That phrase was coined not about today’s politics, but those of the 1940s. So it might be concluded that nothing much changes.
Yes and no. The nature of the game, as witness Adlai Stevenson’s probing of the character of one Richard Milhous Nixon in the run up to the 1956 US Presidential Election, is as before. Perhaps we in the UK didn’t get as direct as electoral participants in the USA until more recently, but there are, especially in high profile contests, seemingly no holds barred.
So to today’s news: the blogosphere is filled with traffic (that’s as in the small amount of news and the much larger amount of comment) about an alleged Labour dirty tricks email campaign. The intended victims include the Rt Hon Gideon George Oliver Osborne, heir to the seventeenth Baronet. I am not surprised. It was, after all, Osborne who smeared the Prime Minister with the suggestion of autism: that one will be in the book for payback.
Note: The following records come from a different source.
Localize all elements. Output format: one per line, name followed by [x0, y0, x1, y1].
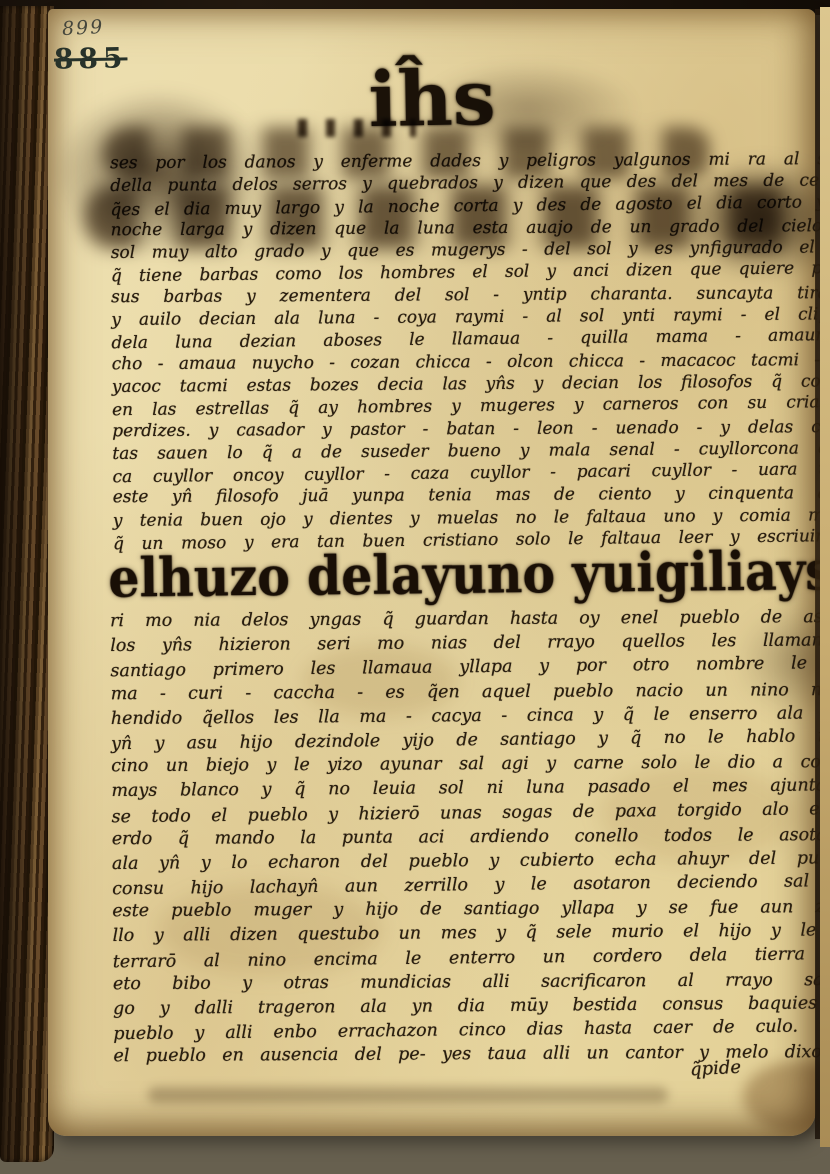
manuscript-scan: 899 885 iĥs ses por los danos y enferme …	[0, 0, 830, 1174]
folio-number-modern: 899	[61, 16, 104, 40]
manuscript-line: este yn̂ filosofo juā yunpa tenia mas de…	[113, 482, 830, 509]
book-gutter-edge	[0, 6, 54, 1162]
manuscript-line: perdizes. y casador y pastor - batan - l…	[112, 415, 830, 442]
manuscript-line: ma - curi - caccha - es q̃en aquel puebl…	[111, 677, 830, 705]
section-heading: elhuzo delayuno yuigiliayse	[108, 539, 830, 609]
manuscript-page: 899 885 iĥs ses por los danos y enferme …	[48, 9, 816, 1136]
manuscript-line: cino un biejo y le yizo ayunar sal agi y…	[111, 750, 830, 778]
manuscript-line: ses por los danos y enferme dades y peli…	[110, 148, 830, 175]
manuscript-line: erdo q̃ mando la punta aci ardiendo cone…	[112, 823, 830, 851]
adjacent-page-edge	[820, 7, 830, 1147]
manuscript-line: cho - amaua nuycho - cozan chicca - olco…	[112, 349, 830, 376]
manuscript-line: noche larga y dizen que la luna esta aua…	[111, 215, 830, 242]
ink-bleed-smudge	[148, 1087, 668, 1103]
catchword: q̃pide	[689, 1057, 741, 1081]
body-text-upper: ses por los danos y enferme dades y peli…	[110, 147, 830, 554]
manuscript-line: este pueblo muger y hijo de santiago yll…	[112, 895, 830, 923]
ihs-monogram: iĥs	[368, 60, 496, 138]
manuscript-line: sus barbas y zementera del sol - yntip c…	[111, 282, 830, 309]
manuscript-line: ri mo nia delos yngas q̃ guardan hasta o…	[110, 605, 830, 633]
body-text-lower: ri mo nia delos yngas q̃ guardan hasta o…	[110, 604, 830, 1069]
folio-number-crossed: 885	[54, 41, 128, 75]
manuscript-line: eto bibo y otras mundicias alli sacrific…	[113, 968, 830, 996]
Not that I am suggesting such behaviour is legitimate: merely that it’s entirely understandable. It’s nothing new. What is new is the speed at which events can unfold nowadays.
For many years, the conduit for this kind of thing would have been Private Eye. But the Eye is print media, and the alleged campaign is an electronic one. Also, the Eye comes out every fortnight, with the next issue published on April 17, so routing anything that way would have to wait: the blogosphere is there now.
Also, the blogosphere is a law unto itself. And it will be so, whatever the stripe of the governing party.
Meanwhile, the real world intrudes: shopping takes precedence this afternoon. Priorities, priorities.